Few questions burn more time in analytics teams than build versus buy. Should we adopt a warehouse-native transformation tool or write our own? Buy a customer-data platform or assemble one? Licence a forecasting product or build the model in-house? The debates are long, the opinions strong, and the framing usually wrong.

Build-versus-buy is not, at its core, a technology decision. It’s a decision about where your differentiation lives and what you’re willing to own for years.

Start with differentiation, not features

The first question is not “which option is better?” but “is this capability a source of competitive advantage for us?”

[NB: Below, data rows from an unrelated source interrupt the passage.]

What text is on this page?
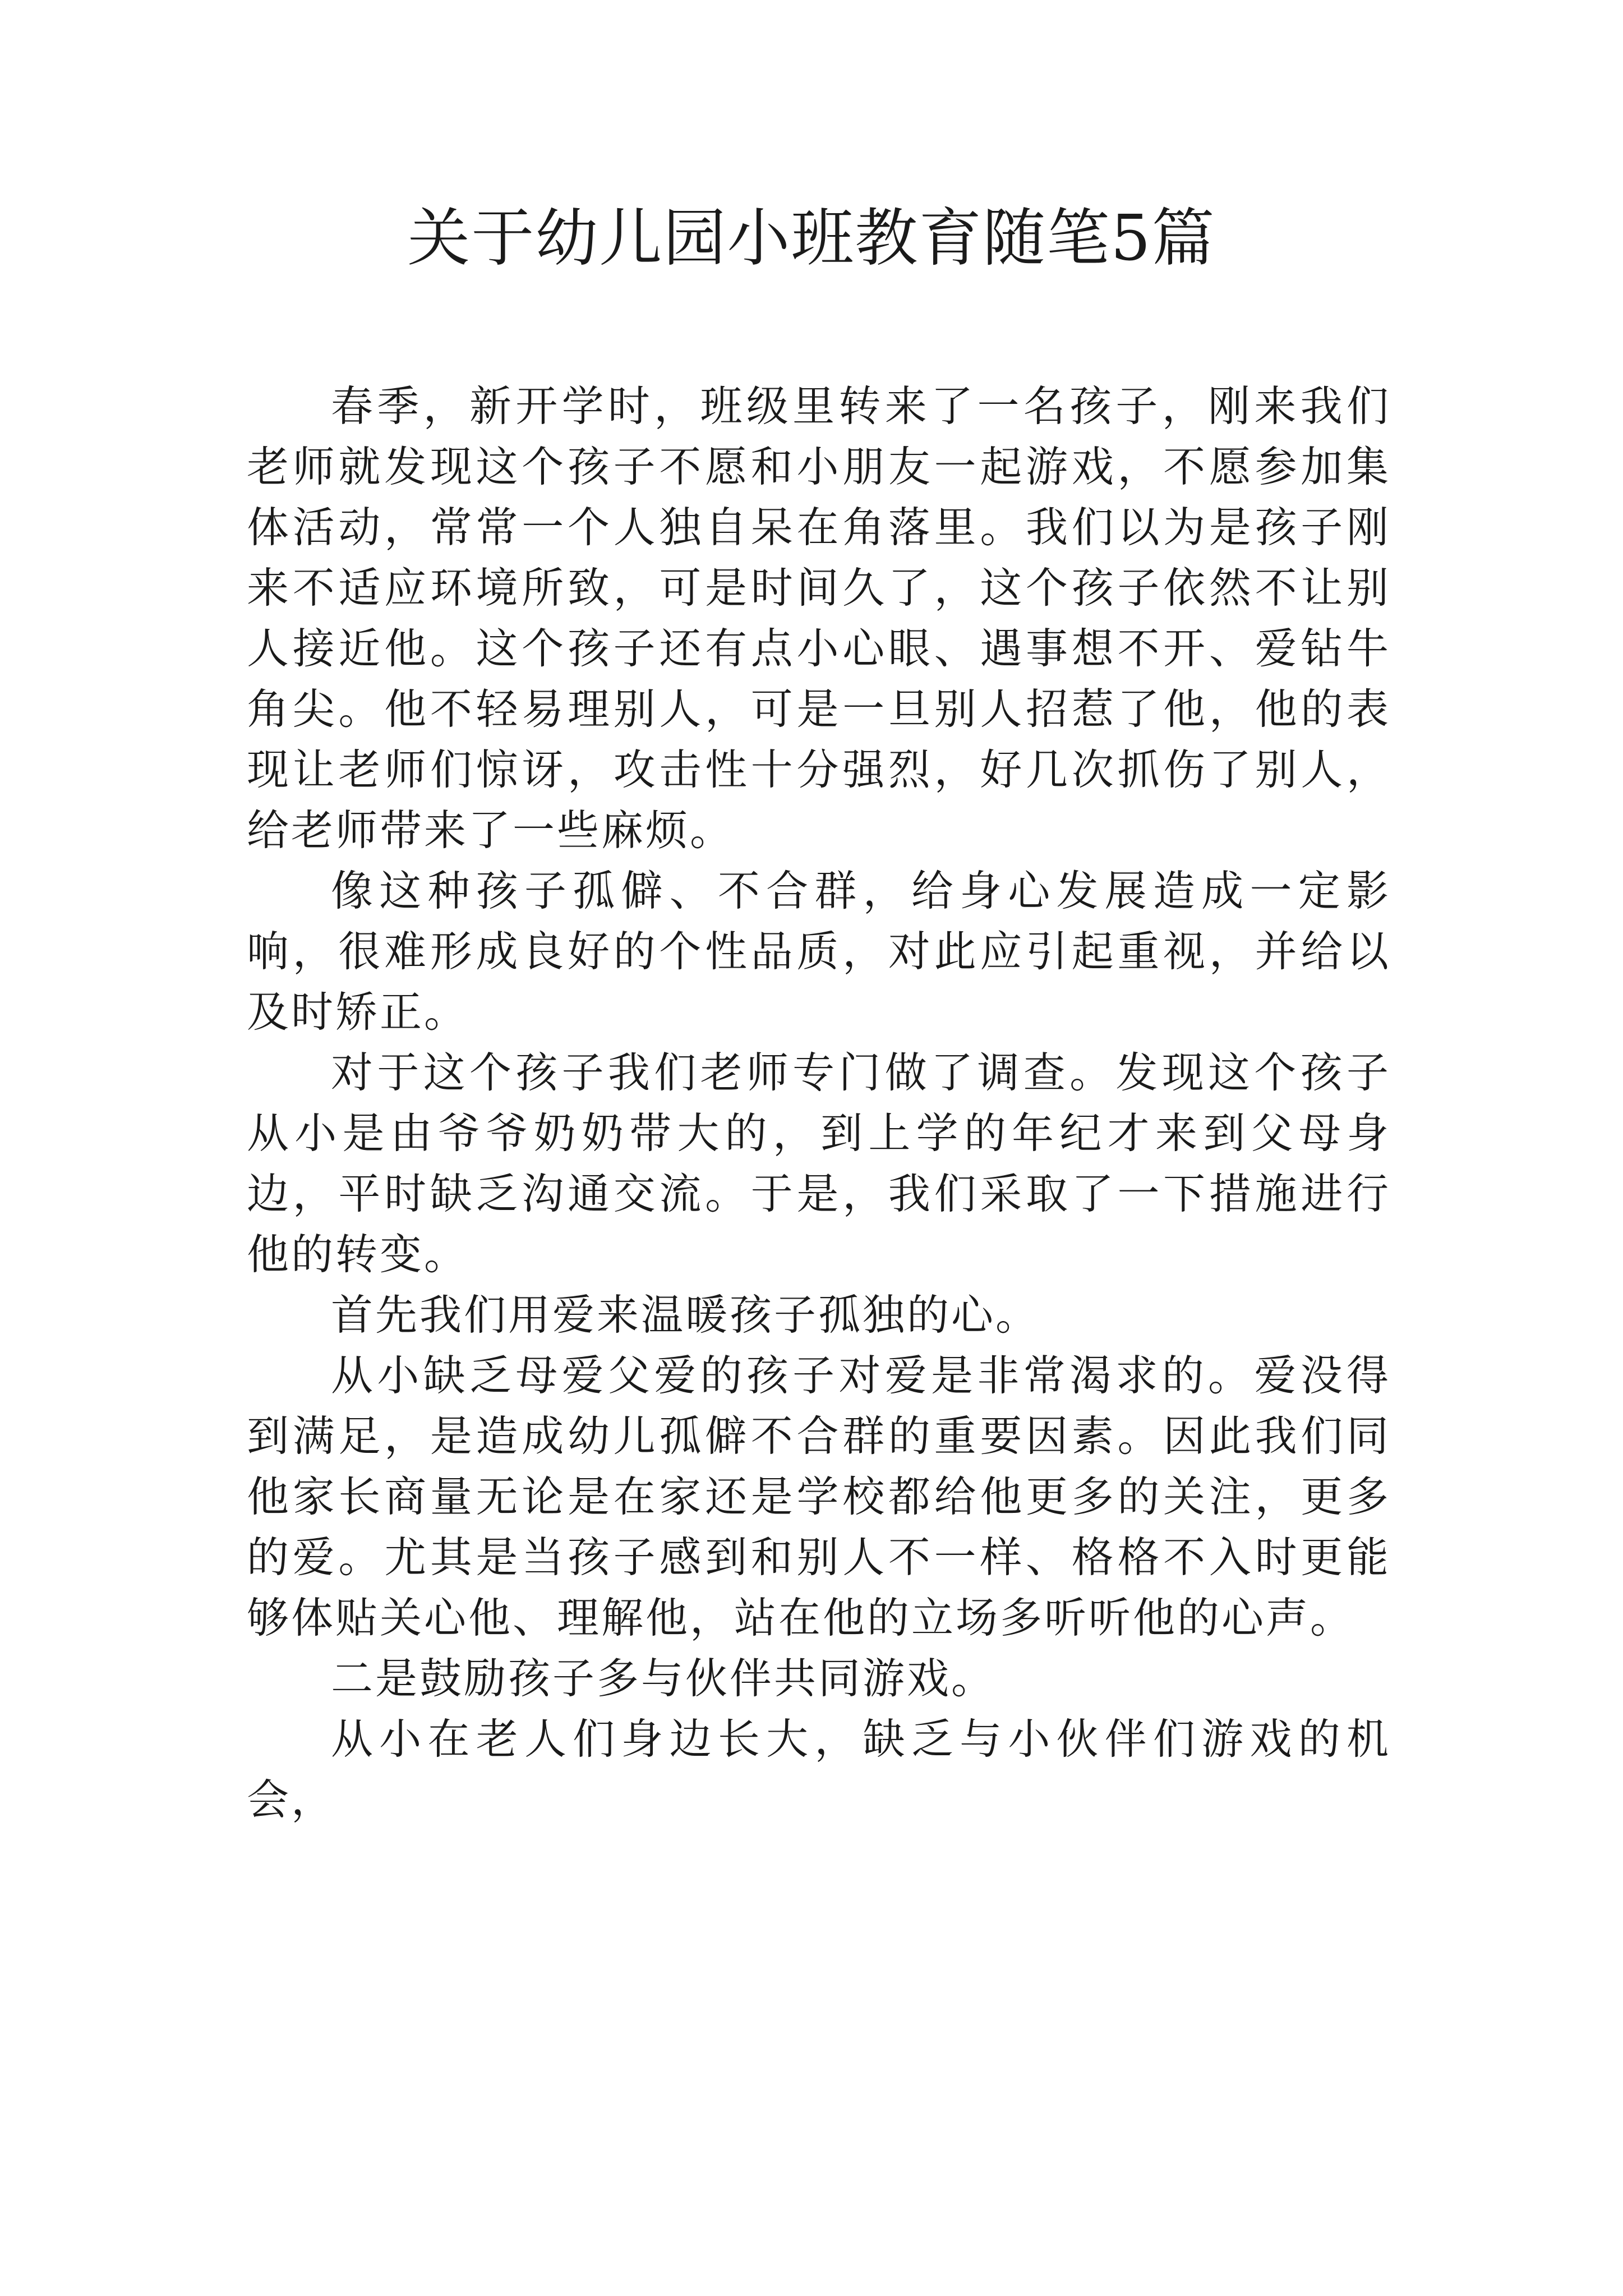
关于幼儿园小班教育随笔5篇

春季，新开学时，班级里转来了一名孩子，刚来我们老师就发现这个孩子不愿和小朋友一起游戏，不愿参加集体活动，常常一个人独自呆在角落里。我们以为是孩子刚来不适应环境所致，可是时间久了，这个孩子依然不让别人接近他。这个孩子还有点小心眼、遇事想不开、爱钻牛角尖。他不轻易理别人，可是一旦别人招惹了他，他的表现让老师们惊讶，攻击性十分强烈，好几次抓伤了别人，给老师带来了一些麻烦。

像这种孩子孤僻、不合群，给身心发展造成一定影响，很难形成良好的个性品质，对此应引起重视，并给以及时矫正。

对于这个孩子我们老师专门做了调查。发现这个孩子从小是由爷爷奶奶带大的，到上学的年纪才来到父母身边，平时缺乏沟通交流。于是，我们采取了一下措施进行他的转变。

首先我们用爱来温暖孩子孤独的心。

从小缺乏母爱父爱的孩子对爱是非常渴求的。爱没得到满足，是造成幼儿孤僻不合群的重要因素。因此我们同他家长商量无论是在家还是学校都给他更多的关注，更多的爱。尤其是当孩子感到和别人不一样、格格不入时更能够体贴关心他、理解他，站在他的立场多听听他的心声。

二是鼓励孩子多与伙伴共同游戏。

从小在老人们身边长大，缺乏与小伙伴们游戏的机会，
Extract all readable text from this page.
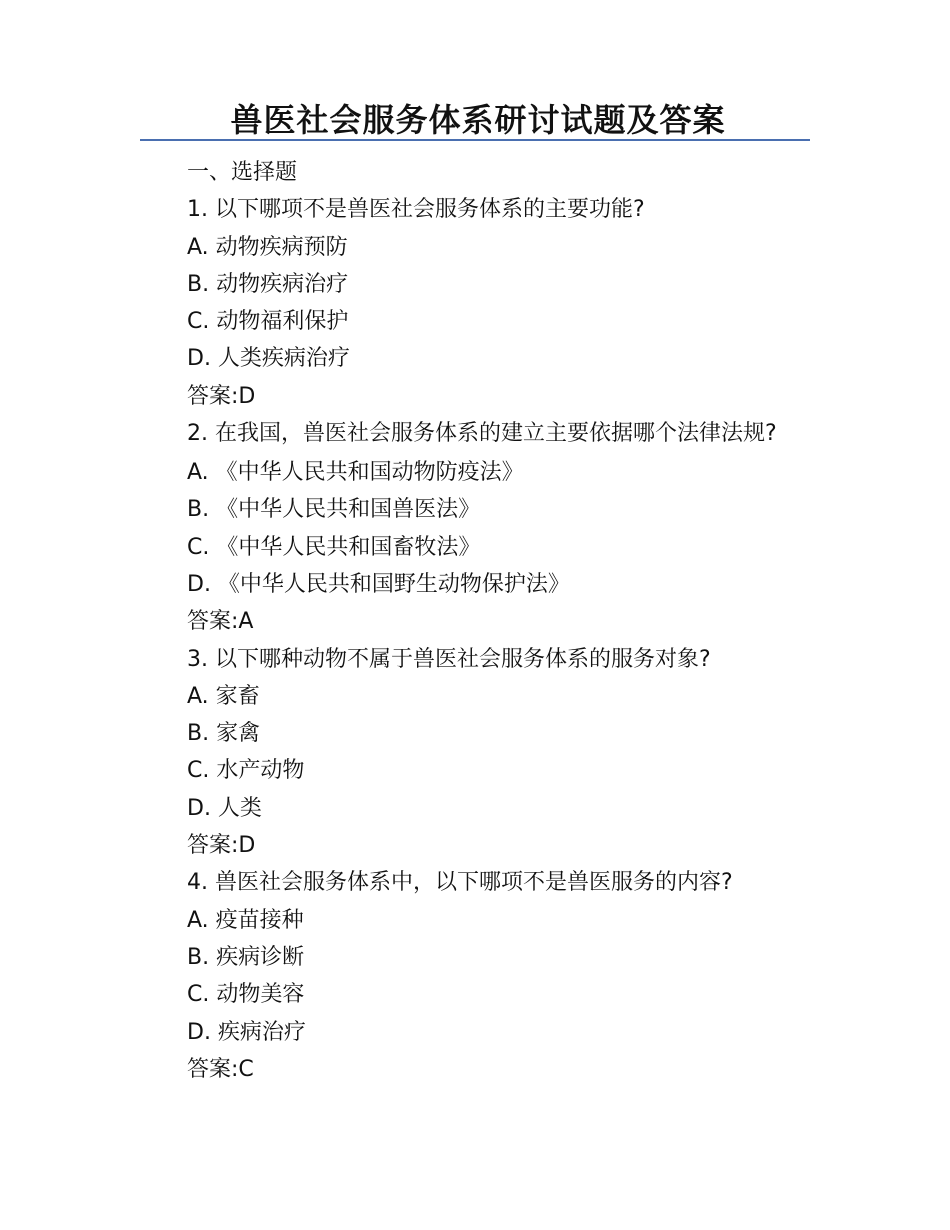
兽医社会服务体系研讨试题及答案
一、选择题
1. 以下哪项不是兽医社会服务体系的主要功能?
A. 动物疾病预防
B. 动物疾病治疗
C. 动物福利保护
D. 人类疾病治疗
答案:D
2. 在我国，兽医社会服务体系的建立主要依据哪个法律法规?
A. 《中华人民共和国动物防疫法》
B. 《中华人民共和国兽医法》
C. 《中华人民共和国畜牧法》
D. 《中华人民共和国野生动物保护法》
答案:A
3. 以下哪种动物不属于兽医社会服务体系的服务对象?
A. 家畜
B. 家禽
C. 水产动物
D. 人类
答案:D
4. 兽医社会服务体系中，以下哪项不是兽医服务的内容?
A. 疫苗接种
B. 疾病诊断
C. 动物美容
D. 疾病治疗
答案:C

If a capability is genuinely differentiating — the pricing model at the heart of a marketplace, the risk engine at a lender — building can be worth it, because owning it end-to-end is part of the moat. If it’s undifferentiated plumbing that every company in your industry needs and none competes on — ingestion, scheduling, identity resolution — buying is almost always right. You are not going to out-engineer a vendor whose entire company exists to solve that one problem.

Build what makes you different. Buy what makes you the same as everyone else.

Most teams get this backwards. They buy the differentiating thing (and inherit its limitations) while lovingly hand-building the commodity infrastructure (and inheriting its maintenance).

Count the total cost of ownership honestly

The seductive thing about building is that the cost looks like zero — there’s no invoice. But the invoice is real; it’s just paid in your team’s time, forever. A fair comparison includes:

  • The build itself, then the long tail of edge cases that surface in production.
  • Ongoing maintenance: upgrades, breakages, the on-call burden when it fails at 2am.
  • The bus factor — what happens when the one engineer who understands it leaves.
  • Opportunity cost: every hour maintaining commodity plumbing is an hour not spent on the differentiating work.

Buying has its own real costs — licence fees, lock-in, the feature you need that’s on a roadmap you don’t control. The point isn’t that buying always wins. It’s that the comparison is only honest when both columns are filled in.

The switching-cost test

A useful tie-breaker: how expensive is it to change your mind later?

Decisions that are cheap to reverse should be made quickly and revisited often — favour buying, try it, switch if it disappoints. Decisions that are expensive to reverse — anything that becomes load-bearing for the whole organisation — deserve far more scrutiny, and often favour the option that keeps you in control of your own data and definitions, even if it costs more today.

The classic trap is letting a “quick” purchase quietly become load-bearing. The tool you bought to solve one problem ends up holding your canonical metrics, and now switching means re-deriving the numbers the whole company trusts.

A simple default

When genuinely unsure, we lean toward: buy the infrastructure, own the logic. Use mature, well-supported tools for ingestion, storage, and orchestration — the commodity layer. Keep your transformation logic, your metric definitions, and your models in version-controlled code that you own and can move. That way the plumbing is someone else’s problem and the part that’s actually yours stays yours.

It’s not a universal answer — there isn’t one. But it puts your effort where your differentiation is, and keeps the expensive-to-reverse decisions in your hands. That’s most of what a good framework is for.